A theoretical study of the charge-transfer complexes(CTC), as defined by Mulliken, formed by benzene and dihalogen molecules X₂(X=F, Cl, Br, I) was carried out with second-order Møller-Plesset perturbation(MP2). In the global minimum of C₆H₆-X₂(X= F, Cl, Br, I), the halogen molecule is located above one of the C-C bond centers of benzene, and the halogen molecule bond axis also slightly tilts towards the axis perpendicular to the plane of the benzene ring. The natural bond orbital(NBO) analysis reveals that the number of charge-transfer is negligible for these charge-transfer complexes. Symmetry-adapted perturbation theory(SAPT) results show that the contribution of electrostatic effects to halogen bonding interactions is relatively small, and generally accounts for about 20% of the attractive interaction for the four complexes. Halogen bonding interaction in C₆H₆-F₂ system is principally dispersive in nature. The halogen bonds containing chlorine, bromine and iodine are largely dependent on the induction type interactions.
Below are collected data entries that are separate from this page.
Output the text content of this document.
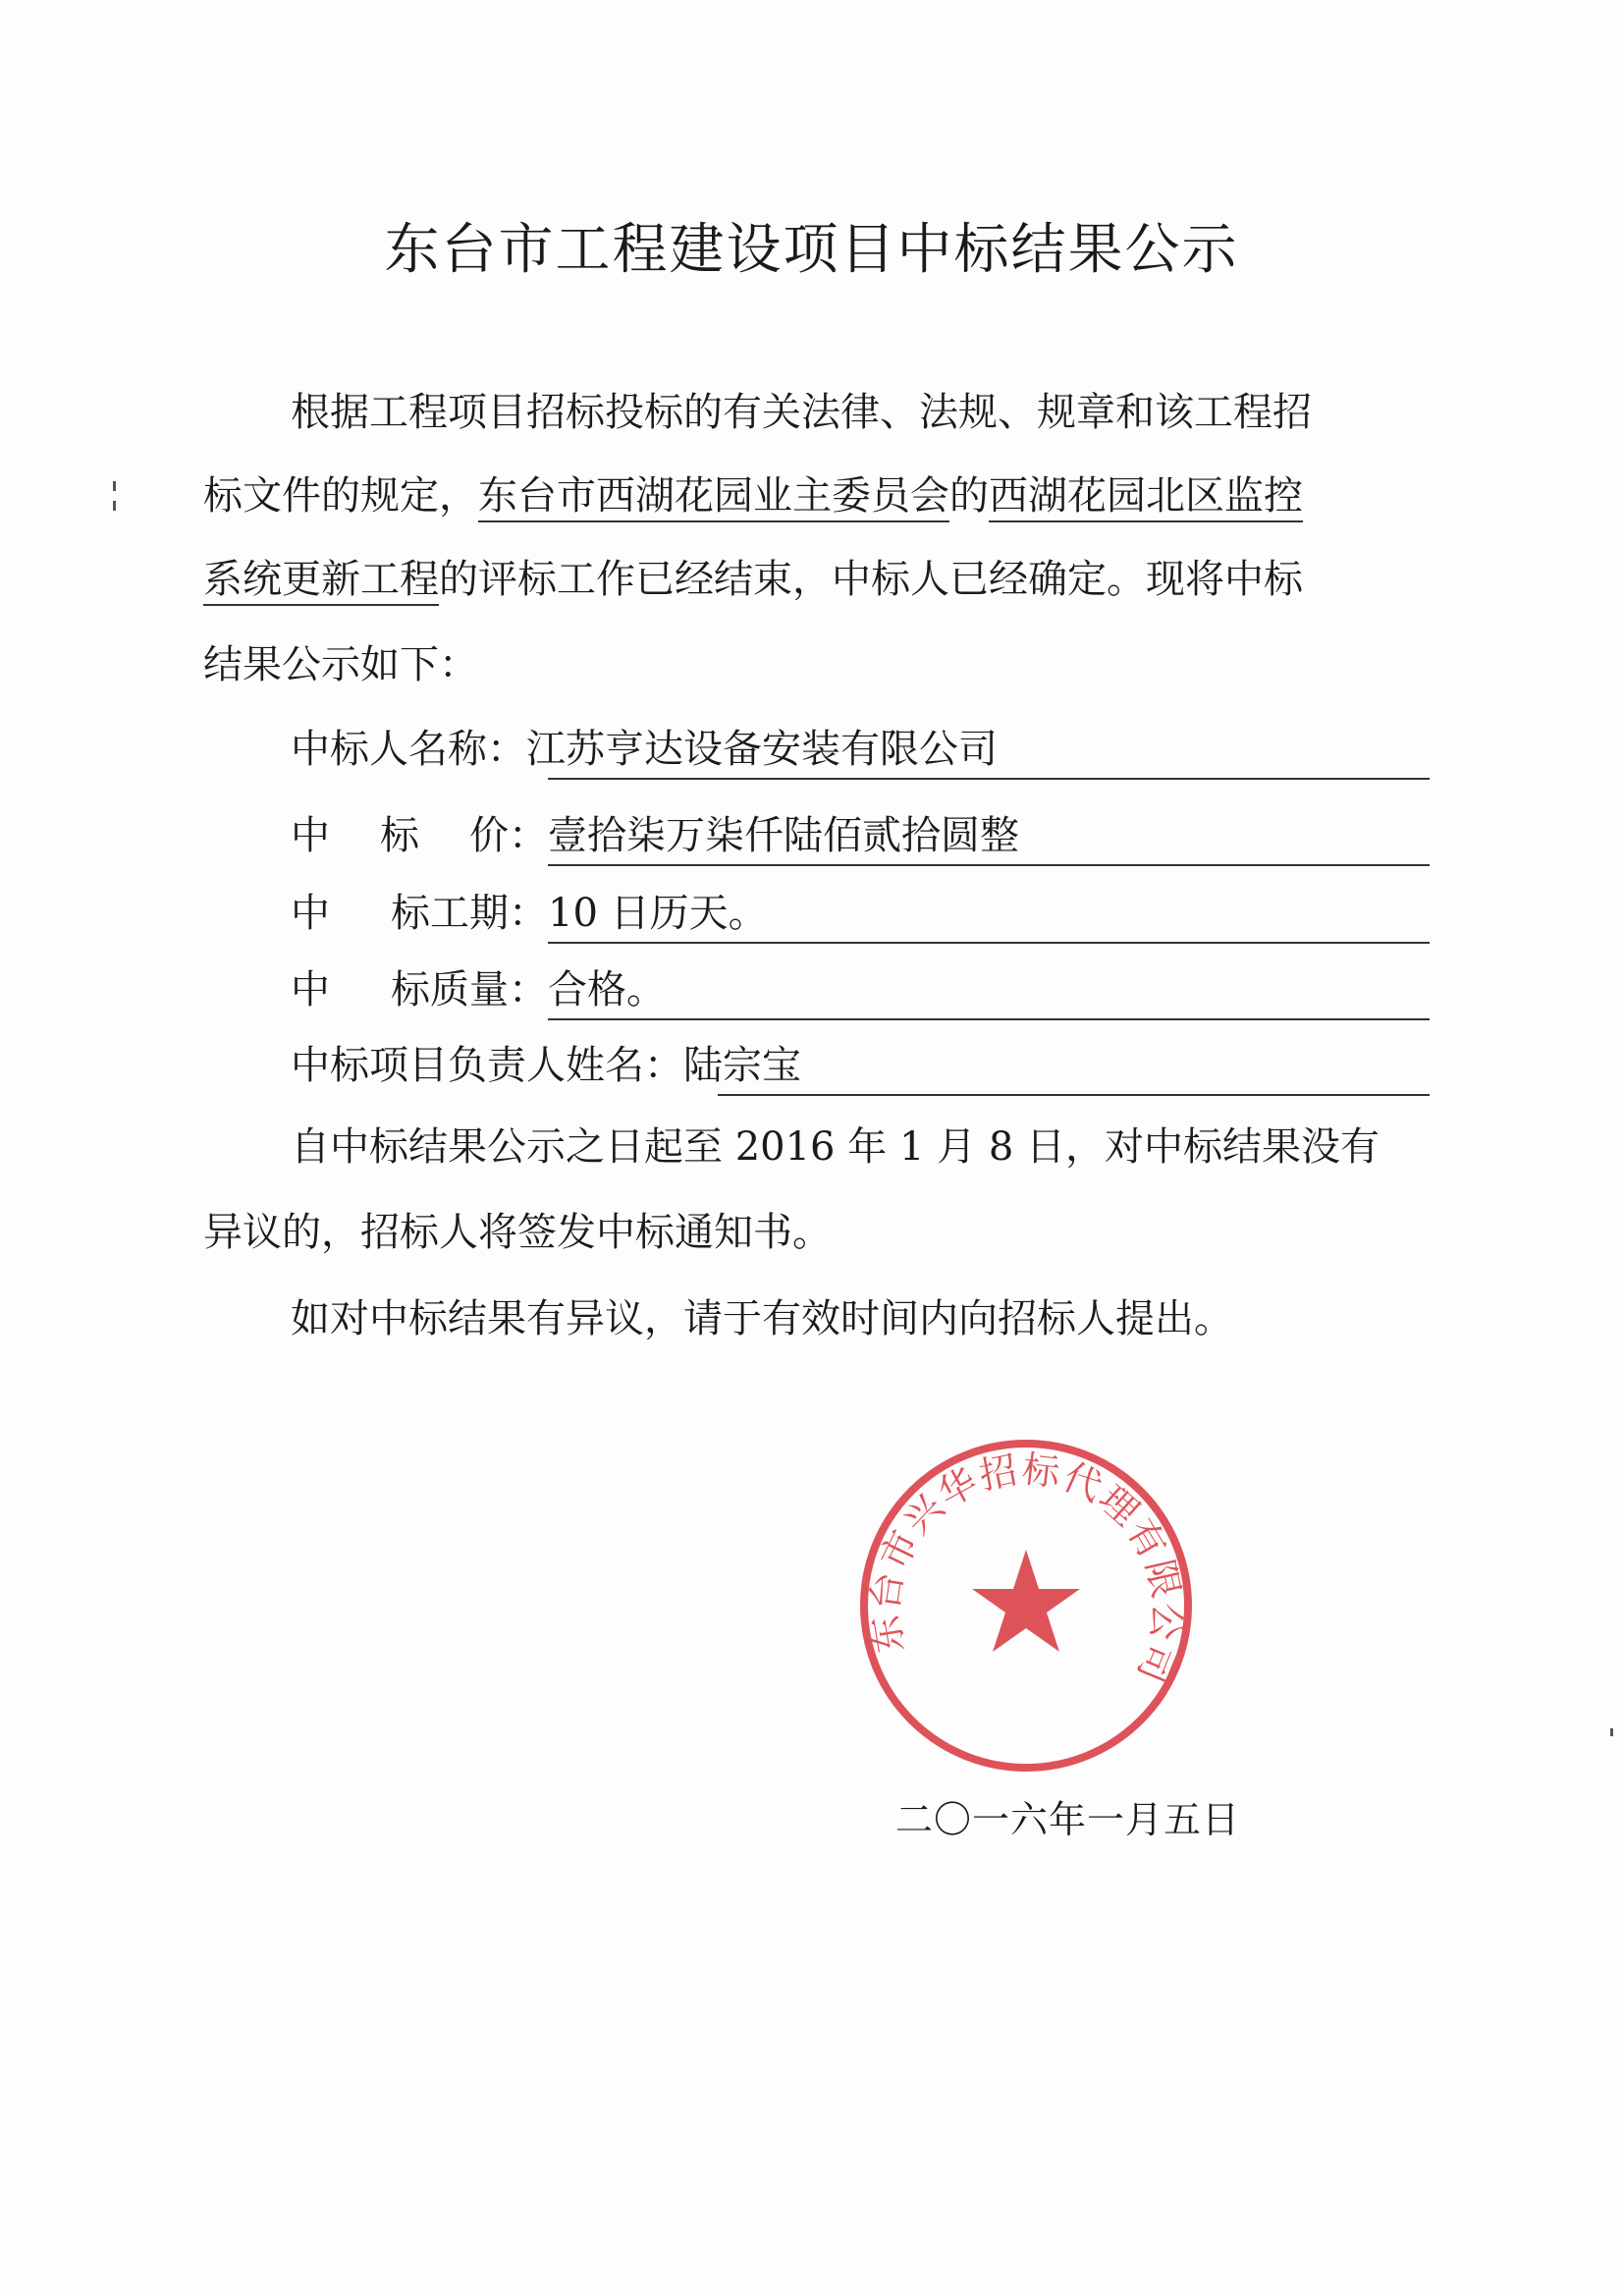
东台市工程建设项目中标结果公示
根据工程项目招标投标的有关法律、法规、规章和该工程招
标文件的规定，东台市西湖花园业主委员会的西湖花园北区监控
系统更新工程的评标工作已经结束，中标人已经确定。现将中标
结果公示如下：
中标人名称：江苏亨达设备安装有限公司
中 标 价： 壹拾柒万柒仟陆佰贰拾圆整
中 标工期： 10 日历天。
中 标质量： 合格。
中标项目负责人姓名：陆宗宝
自中标结果公示之日起至 2016 年 1 月 8 日，对中标结果没有
异议的，招标人将签发中标通知书。
如对中标结果有异议，请于有效时间内向招标人提出。
东台市兴华招标代理有限公司
二〇一六年一月五日
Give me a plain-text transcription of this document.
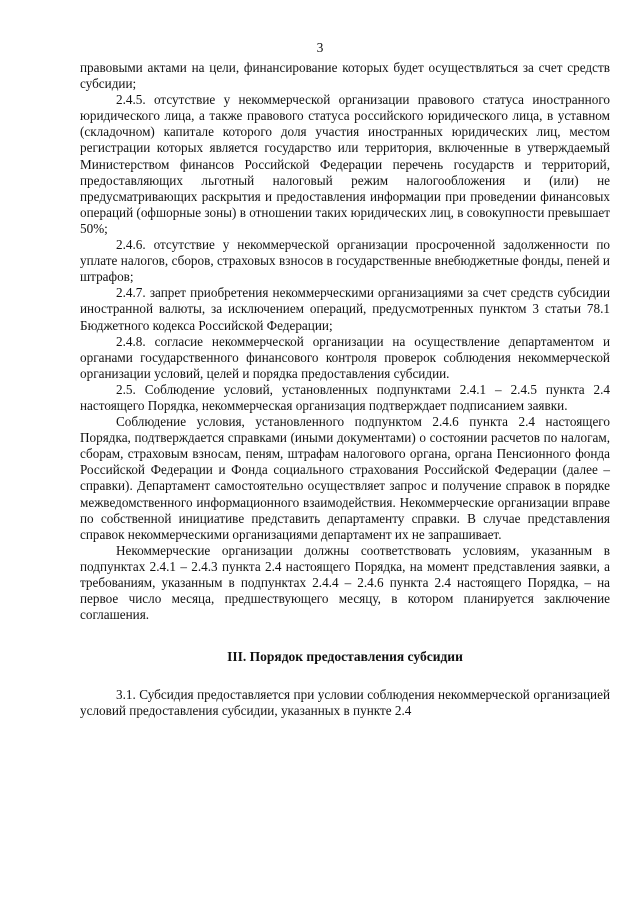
3

правовыми актами на цели, финансирование которых будет осуществляться за счет средств субсидии;

2.4.5. отсутствие у некоммерческой организации правового статуса иностранного юридического лица, а также правового статуса российского юридического лица, в уставном (складочном) капитале которого доля участия иностранных юридических лиц, местом регистрации которых является государство или территория, включенные в утверждаемый Министерством финансов Российской Федерации перечень государств и территорий, предоставляющих льготный налоговый режим налогообложения и (или) не предусматривающих раскрытия и предоставления информации при проведении финансовых операций (офшорные зоны) в отношении таких юридических лиц, в совокупности превышает 50%;

2.4.6. отсутствие у некоммерческой организации просроченной задолженности по уплате налогов, сборов, страховых взносов в государственные внебюджетные фонды, пеней и штрафов;

2.4.7. запрет приобретения некоммерческими организациями за счет средств субсидии иностранной валюты, за исключением операций, предусмотренных пунктом 3 статьи 78.1 Бюджетного кодекса Российской Федерации;

2.4.8. согласие некоммерческой организации на осуществление департаментом и органами государственного финансового контроля проверок соблюдения некоммерческой организации условий, целей и порядка предоставления субсидии.

2.5. Соблюдение условий, установленных подпунктами 2.4.1 – 2.4.5 пункта 2.4 настоящего Порядка, некоммерческая организация подтверждает подписанием заявки.

Соблюдение условия, установленного подпунктом 2.4.6 пункта 2.4 настоящего Порядка, подтверждается справками (иными документами) о состоянии расчетов по налогам, сборам, страховым взносам, пеням, штрафам налогового органа, органа Пенсионного фонда Российской Федерации и Фонда социального страхования Российской Федерации (далее – справки). Департамент самостоятельно осуществляет запрос и получение справок в порядке межведомственного информационного взаимодействия. Некоммерческие организации вправе по собственной инициативе представить департаменту справки. В случае представления справок некоммерческими организациями департамент их не запрашивает.

Некоммерческие организации должны соответствовать условиям, указанным в подпунктах 2.4.1 – 2.4.3 пункта 2.4 настоящего Порядка, на момент представления заявки, а требованиям, указанным в подпунктах 2.4.4 – 2.4.6 пункта 2.4 настоящего Порядка, – на первое число месяца, предшествующего месяцу, в котором планируется заключение соглашения.

III. Порядок предоставления субсидии

3.1. Субсидия предоставляется при условии соблюдения некоммерческой организацией условий предоставления субсидии, указанных в пункте 2.4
And, interestingly, more induction(and less dispersive) interaction appears from F to I. The so-called "charge-transfer complexes(CTC)" for C₆H₆-X₂ system is not exact on electron correlation level.

Key words: Charge-transfer complex(CTC), Benzene(C₆H₆), Dihalogens molecule(X₂), Intermolecular interaction, Symmetry-adapted perturbation theory(SAPT)